The creative applications are endless: finger percussion/rubbing/scratching, guitar input (works surprisingly well with just a little lofi crunch), acoustic sources to CV, etc.
The PCB fibreglass has quite a nice rough texture – rubbing it with a finger or a plectrum creates quite a wide range of sounds. The back of the panel is plated to expand the surface area of the contact mic. The mic will also pick up all the physical sounds in your modular – patching, cables rustling, switches, fingers on knobs – without picking up airborne sounds i.e. the sound your modular is making. At very high sound levels will pick up vibrations from the speaker output and start to feedback.
The module will work with both DIYed contact mics made from inexpensive piezo transducers, off the shelf contact mics (often called Piezo Pickups) made for guitars and violins which you can pick up for ten bucks from Amazon or eBay or more bespoke mics like the popular Jez Riley French models (including hydrophones!) which are firmly aimed at Sound Designers.
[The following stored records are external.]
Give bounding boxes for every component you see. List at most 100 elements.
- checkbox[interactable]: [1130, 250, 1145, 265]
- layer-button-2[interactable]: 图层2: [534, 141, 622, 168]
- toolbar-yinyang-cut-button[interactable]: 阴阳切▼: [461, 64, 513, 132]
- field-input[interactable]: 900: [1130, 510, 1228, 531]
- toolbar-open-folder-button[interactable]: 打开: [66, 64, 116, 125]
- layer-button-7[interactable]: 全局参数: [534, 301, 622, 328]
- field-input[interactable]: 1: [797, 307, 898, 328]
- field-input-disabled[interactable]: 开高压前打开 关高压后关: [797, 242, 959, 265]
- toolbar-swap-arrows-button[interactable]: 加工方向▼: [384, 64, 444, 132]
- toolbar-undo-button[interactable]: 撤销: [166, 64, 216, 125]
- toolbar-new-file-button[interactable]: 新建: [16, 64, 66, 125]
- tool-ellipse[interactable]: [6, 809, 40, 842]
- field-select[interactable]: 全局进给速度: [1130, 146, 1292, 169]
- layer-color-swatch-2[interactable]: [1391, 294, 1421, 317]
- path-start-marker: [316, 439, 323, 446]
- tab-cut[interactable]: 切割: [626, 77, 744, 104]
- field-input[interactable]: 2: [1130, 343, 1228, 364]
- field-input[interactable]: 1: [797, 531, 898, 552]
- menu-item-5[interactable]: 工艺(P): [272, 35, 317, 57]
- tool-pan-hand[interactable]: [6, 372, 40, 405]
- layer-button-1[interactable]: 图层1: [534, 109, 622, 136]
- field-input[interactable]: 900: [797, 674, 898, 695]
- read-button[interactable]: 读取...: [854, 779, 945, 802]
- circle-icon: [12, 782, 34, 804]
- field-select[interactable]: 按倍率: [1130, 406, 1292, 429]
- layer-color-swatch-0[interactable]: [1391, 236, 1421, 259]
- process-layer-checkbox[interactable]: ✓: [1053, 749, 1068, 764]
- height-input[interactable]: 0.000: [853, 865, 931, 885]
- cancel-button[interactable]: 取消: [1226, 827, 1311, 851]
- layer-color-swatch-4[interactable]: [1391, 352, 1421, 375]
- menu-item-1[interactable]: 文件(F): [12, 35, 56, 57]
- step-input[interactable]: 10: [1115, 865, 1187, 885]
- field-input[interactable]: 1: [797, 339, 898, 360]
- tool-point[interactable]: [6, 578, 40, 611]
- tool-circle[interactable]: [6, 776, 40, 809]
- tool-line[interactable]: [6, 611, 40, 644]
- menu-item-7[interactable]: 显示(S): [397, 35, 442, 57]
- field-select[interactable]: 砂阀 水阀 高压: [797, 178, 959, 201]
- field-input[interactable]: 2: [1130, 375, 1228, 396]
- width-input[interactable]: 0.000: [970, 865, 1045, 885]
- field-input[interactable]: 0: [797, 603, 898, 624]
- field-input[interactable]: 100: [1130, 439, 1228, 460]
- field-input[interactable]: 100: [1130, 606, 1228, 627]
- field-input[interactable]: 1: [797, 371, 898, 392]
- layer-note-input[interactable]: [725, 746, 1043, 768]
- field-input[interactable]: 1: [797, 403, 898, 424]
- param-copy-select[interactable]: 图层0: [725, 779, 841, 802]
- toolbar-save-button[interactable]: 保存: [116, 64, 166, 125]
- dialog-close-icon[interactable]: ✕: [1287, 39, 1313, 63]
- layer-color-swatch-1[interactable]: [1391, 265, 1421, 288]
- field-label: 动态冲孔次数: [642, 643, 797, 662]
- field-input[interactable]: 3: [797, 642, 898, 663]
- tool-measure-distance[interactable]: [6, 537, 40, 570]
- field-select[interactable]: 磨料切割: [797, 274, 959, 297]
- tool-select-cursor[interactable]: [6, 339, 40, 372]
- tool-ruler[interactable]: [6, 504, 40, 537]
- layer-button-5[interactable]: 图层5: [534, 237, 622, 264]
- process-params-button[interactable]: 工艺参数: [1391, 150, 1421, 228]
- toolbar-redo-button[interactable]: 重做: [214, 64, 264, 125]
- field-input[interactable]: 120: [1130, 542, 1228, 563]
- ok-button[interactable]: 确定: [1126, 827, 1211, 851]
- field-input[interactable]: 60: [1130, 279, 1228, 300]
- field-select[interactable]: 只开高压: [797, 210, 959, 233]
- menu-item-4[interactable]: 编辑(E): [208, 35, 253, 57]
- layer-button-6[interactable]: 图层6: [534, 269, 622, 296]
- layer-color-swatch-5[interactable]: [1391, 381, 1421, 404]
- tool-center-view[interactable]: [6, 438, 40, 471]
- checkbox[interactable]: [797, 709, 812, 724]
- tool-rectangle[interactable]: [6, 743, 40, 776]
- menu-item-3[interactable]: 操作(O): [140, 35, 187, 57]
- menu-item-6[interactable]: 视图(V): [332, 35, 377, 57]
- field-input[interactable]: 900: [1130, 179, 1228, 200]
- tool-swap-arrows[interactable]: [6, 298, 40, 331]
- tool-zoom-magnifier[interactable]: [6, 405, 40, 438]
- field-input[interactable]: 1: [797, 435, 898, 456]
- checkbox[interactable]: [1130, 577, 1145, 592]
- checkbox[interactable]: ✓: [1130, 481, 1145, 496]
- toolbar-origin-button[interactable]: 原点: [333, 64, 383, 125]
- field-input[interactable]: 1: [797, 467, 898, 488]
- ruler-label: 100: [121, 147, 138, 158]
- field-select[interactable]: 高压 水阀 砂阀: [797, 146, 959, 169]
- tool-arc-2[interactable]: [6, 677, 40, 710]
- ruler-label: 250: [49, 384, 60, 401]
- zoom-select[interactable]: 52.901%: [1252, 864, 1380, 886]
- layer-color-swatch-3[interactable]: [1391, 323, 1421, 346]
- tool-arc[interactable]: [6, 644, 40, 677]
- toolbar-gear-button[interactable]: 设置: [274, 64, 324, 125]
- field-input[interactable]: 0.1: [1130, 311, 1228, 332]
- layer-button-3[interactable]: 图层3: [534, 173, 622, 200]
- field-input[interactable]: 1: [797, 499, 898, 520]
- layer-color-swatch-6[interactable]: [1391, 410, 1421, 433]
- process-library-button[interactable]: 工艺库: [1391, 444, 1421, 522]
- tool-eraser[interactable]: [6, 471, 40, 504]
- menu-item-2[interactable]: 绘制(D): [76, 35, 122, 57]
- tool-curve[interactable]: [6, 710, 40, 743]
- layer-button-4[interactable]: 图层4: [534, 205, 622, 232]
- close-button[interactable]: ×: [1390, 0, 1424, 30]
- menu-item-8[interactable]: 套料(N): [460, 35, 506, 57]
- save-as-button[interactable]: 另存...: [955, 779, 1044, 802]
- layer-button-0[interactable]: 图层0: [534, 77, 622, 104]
It is an easy way to bring environmental noise and feedback into a modular system, inspired by the early days of electroacoustic music in Paris and Cologne, and by the contact microphone and phonograph cartridge experiments of John Cage, Gordon Mumma, Robert Ashley and Nicholas Collins.
Features:
- Piezo mic soldered to the backside of the front panel
- Mic preamp
- Input jack (switches off the piezo mic when used)
- Gain knob
- Output jack
- Black panel
This is an open hardware project by Music Thing Modular and covered by a Creative Commons Attribution Share-a-like license.